Ce concept de “territoires zéro chômeur de longue durée“ est promu par l’association ATD Quart-Monde depuis… 2010. Il s’agit de mettre en place un fonds d’expérimentation dans des territoires qui sera alimenté par les allocations de chômeurs de longue durée volontaires. Il leur serait proposé un contrat à durée indéterminé, financé par ces allocations, dans une entreprise de l’économie sociale et solidaire (possibilité d’élargissement à d’autres secteurs). “Le fond d’expérimentation local réunira, avant de lancer l’expérimentation, collectivités territoriales, organisations patronales, syndicats, acteurs économiques, pour définir collectivement les besoins du territoire“, explique Laurent Grandguillaume, précisant qu’il ne pourra pas y avoir de concurrence avec des entreprises déjà existantes. Les détracteurs de la formule pointent le risque de créer des CDI d’emplois aidés à vie.

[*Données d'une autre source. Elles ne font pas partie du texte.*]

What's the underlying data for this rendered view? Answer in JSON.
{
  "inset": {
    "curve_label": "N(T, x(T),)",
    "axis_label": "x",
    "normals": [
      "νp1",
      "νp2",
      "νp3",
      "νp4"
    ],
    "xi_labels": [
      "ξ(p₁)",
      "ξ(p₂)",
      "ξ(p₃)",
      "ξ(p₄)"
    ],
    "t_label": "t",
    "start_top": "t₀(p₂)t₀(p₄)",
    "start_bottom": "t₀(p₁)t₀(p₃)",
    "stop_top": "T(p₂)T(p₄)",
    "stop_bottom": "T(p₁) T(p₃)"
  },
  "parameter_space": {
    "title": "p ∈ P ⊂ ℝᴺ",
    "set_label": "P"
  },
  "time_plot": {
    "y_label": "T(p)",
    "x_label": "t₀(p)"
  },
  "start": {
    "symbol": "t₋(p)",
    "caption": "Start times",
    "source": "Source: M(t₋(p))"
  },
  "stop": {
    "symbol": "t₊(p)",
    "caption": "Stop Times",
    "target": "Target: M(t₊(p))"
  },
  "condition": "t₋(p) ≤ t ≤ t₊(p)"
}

ATD Quart Monde explique que cela coûte moins cher de financer un CDI payé au smic à un chômeur longue durée plutôt que de l’indemniser pour compenser son inactivité. L’association a évalué à 15.000 euros par an et par chômeur les dépenses liées à privation d’emploi de longue durée (allocations suivies des fins de droits, RSA, manque à gagner de cotisations…). La réforme constitutionnelle de 2003 qui a reconnu l’organisation décentralisée de la République et la loi organique du 1er août 2003, qui fixe les conditions dans lesquelles les collectivités territoriales volontaires peuvent mettre en œuvre des dispositifs expérimentaux d’innovation sociale, est restée très peu utilisée (RSA, contrat de transition professionnelle, garantie jeunes…).

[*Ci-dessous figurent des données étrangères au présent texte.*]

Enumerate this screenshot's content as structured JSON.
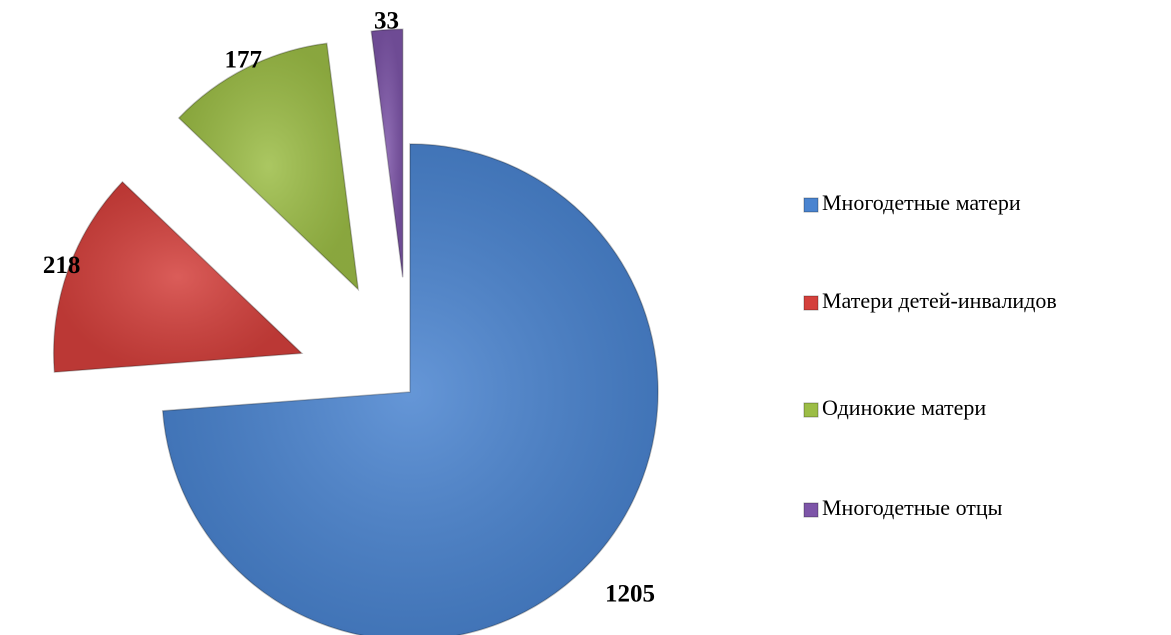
{
  "chart_data": {
    "type": "pie",
    "categories": [
      "Многодетные матери",
      "Матери детей-инвалидов",
      "Одинокие матери",
      "Многодетные отцы"
    ],
    "values": [
      1205,
      218,
      177,
      33
    ],
    "colors": [
      "#4a84d0",
      "#d4403c",
      "#9cbd46",
      "#7d55a8"
    ],
    "legend": "right"
  }
}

Quatre territoires ont déjà commencé le recensement des besoins non couverts et des compétences des chômeurs volontaires : Pipriac (Ille-et-Vilaine), Trémery (Nièvre), Mauléon (Deux-Sèvres), Colombey-les-belles (Meurthe-et-Moselle). Les vertus de l’expérimentation sont connues. On ne peut que souhaiter le développement de telles initiatives.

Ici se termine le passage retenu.